Сегодня и я записался выступать. Есть у меня одна идея, которую я собираюсь изложить, — правда, с оппозиционным душком (это меня и удерживает).

Ты сама мне ее подала, душенька. Глядя на тебя, подумалось мне, что каждое наше правительство обращается со своей страной, как я с тобой. Вместо серьезных государственных мер мелкими подачками затыкает рот общественному мнению, — и то, когда оно чересчур уж его разинет.

Точь-в-точь как Я! только ты дуться начнешь, сейчас ковер тебе обещаю. Ты успокоишься, поцелуешь меня даже, но немного погодя начинаешь спрашивать: а где же ковер? Принесу — ты замолчишь. Но через некоторое время — опять за старое: ворчишь, возмущаешься. Тогда я серьги или браслет тебе обещаю ради семейного согласия.

Так и все наши кабинеты поступают, детка, уже много десятилетий: как будто у меня научились.

Сейчас, например, все насчет «ковра» — реформы канонического права — беспокоятся, из Вены его поджидают. В печати, в парламенте нервозность, самые нелепые слухи подхватываются.

Какой он будет, ковер? Настоящий, турецкий, или подделка?

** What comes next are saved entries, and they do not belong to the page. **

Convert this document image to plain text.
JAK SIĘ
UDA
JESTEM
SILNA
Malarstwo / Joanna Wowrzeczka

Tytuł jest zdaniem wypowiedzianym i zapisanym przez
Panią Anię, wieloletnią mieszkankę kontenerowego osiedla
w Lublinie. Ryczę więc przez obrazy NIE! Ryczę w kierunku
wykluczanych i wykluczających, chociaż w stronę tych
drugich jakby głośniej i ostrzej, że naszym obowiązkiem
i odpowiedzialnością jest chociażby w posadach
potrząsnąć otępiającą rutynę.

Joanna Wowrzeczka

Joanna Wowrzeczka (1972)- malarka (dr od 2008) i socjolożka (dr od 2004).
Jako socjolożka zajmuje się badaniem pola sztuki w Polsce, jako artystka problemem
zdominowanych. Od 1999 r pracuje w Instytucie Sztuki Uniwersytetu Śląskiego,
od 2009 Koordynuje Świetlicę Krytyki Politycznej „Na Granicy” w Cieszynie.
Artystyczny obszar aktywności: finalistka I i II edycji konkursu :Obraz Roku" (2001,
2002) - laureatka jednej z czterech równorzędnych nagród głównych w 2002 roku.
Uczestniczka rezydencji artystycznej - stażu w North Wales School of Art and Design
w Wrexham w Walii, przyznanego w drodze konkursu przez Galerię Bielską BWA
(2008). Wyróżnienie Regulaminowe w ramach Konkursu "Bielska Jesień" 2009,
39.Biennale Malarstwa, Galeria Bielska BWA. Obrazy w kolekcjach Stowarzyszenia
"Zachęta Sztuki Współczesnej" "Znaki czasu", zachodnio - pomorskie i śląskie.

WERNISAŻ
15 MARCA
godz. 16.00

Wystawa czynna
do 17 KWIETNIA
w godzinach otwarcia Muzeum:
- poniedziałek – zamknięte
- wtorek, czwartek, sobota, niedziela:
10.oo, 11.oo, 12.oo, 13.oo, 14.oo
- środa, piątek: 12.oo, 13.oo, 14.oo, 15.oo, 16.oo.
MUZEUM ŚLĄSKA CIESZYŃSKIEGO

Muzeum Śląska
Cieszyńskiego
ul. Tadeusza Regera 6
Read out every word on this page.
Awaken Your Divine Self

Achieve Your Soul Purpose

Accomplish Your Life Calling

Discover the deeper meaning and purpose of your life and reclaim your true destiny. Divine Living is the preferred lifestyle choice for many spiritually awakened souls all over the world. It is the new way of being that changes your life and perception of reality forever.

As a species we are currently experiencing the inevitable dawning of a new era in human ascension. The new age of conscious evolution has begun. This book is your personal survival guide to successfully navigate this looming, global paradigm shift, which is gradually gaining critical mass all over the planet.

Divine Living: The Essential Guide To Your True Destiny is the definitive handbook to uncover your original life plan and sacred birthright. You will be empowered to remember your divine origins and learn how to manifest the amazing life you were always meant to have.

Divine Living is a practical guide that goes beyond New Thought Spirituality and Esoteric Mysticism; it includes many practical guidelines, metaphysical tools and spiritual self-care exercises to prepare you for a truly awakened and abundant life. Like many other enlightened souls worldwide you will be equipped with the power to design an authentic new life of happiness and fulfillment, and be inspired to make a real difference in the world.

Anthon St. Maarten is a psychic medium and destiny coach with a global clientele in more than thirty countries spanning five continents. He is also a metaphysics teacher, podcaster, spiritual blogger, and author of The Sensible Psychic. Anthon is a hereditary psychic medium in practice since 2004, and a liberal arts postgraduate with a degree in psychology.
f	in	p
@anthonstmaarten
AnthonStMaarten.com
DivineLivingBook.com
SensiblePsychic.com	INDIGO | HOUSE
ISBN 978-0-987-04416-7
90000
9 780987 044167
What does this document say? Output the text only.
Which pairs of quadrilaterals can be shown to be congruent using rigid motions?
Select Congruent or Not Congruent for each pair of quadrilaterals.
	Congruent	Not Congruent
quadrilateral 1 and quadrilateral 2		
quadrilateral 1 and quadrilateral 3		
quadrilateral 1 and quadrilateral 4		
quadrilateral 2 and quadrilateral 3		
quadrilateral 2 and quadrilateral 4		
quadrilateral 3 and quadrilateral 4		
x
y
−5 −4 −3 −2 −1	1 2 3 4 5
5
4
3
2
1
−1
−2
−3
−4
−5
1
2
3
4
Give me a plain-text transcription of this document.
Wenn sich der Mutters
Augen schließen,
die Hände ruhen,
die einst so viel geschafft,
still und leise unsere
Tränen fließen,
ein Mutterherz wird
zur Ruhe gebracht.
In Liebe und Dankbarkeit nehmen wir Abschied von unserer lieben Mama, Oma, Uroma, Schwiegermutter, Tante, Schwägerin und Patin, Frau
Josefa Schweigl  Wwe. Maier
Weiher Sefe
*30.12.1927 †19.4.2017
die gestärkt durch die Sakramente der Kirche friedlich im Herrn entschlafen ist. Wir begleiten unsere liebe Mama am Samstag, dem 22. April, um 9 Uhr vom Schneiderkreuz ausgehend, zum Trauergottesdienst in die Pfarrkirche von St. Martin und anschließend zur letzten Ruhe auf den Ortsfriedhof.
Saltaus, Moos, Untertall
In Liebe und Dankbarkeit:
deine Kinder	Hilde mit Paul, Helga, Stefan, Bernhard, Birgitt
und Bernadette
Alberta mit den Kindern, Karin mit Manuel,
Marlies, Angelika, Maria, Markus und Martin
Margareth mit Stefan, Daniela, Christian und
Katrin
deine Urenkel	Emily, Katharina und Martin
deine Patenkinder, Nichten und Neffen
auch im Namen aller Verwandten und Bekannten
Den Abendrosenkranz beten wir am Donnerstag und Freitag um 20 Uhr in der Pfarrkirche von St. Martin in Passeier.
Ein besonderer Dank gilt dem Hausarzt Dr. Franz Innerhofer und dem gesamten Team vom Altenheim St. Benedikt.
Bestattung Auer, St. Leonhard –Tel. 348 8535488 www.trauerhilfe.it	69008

Но шутки шутками, а ковер — дело большое, хорошее. Прежние правительства тоже иногда баловали нас подарками, чувства национальные тешили — но все это были мелочи: спичечницы там мельхиоровые да подтяжки трехцветные. (Помнишь, я тебе еще про словечко «и» говорил, которое одно, без других слов, тоже мало что значит?) А тут вдруг ковер целый!..

Это и была суть моей речи — та платина, из которой я собирался всю проволоку вытянуть, посоветовав, в частности, правительству бросить эту политику «гостинцев», потому что у меня тоже ничего из нее не вышло. Но не бойся, пару серебряных жирандолей к рождеству ты все равно получишь. (А помнишь, душенька, когда тебе и букетика фиалок было довольно? То-то времена идиллические!)

Темой этой я поделился сегодня с Низачтоком (так мы, депутаты, дядю твоего, Эрне Урбановского, прозвали). Дело в том, что у меня возникли сомнения: а можно ли мамелюку выступать с такой речью?

У бедного Низачтока волосы дыбом встали.

— Apage satanas![28] — произнес он. — Отойди от меня! Ты бациллой Аппони заразился.

Это меня озадачило, и послезавтра я, пожалуй, попрошу стереть мое имя с доски, где записаны ораторы. Не завтра, потому что подольше хочу насладиться нимбом, который окружает желающих выступить. Записавшийся на особом счету в своей партии, о нем как об ожидающей ребенка женщине заботятся — балуют, осведомляются ласково: «А о чем говорить будешь?» (На что ты лишь загадочно улыбнешься в ответ.) В клубе его от сквозняка оберегают, а за тароком * прощают все промахи: у него, мол, другое на уме! Вечные «молчуны», а таких много, взирают на него с благоговением, как на высшее существо, а ораторы-ветераны похлопывают по плечу и советы дают, словно старые воробьи, которые птенца летать обучают: «Не смотри ни на кого, когда будешь говорить. У одного одобрение на лице, у другого неодобрение — это сбивает. Смотри лучше все время на Банфи: у него лицо без всякого выражения».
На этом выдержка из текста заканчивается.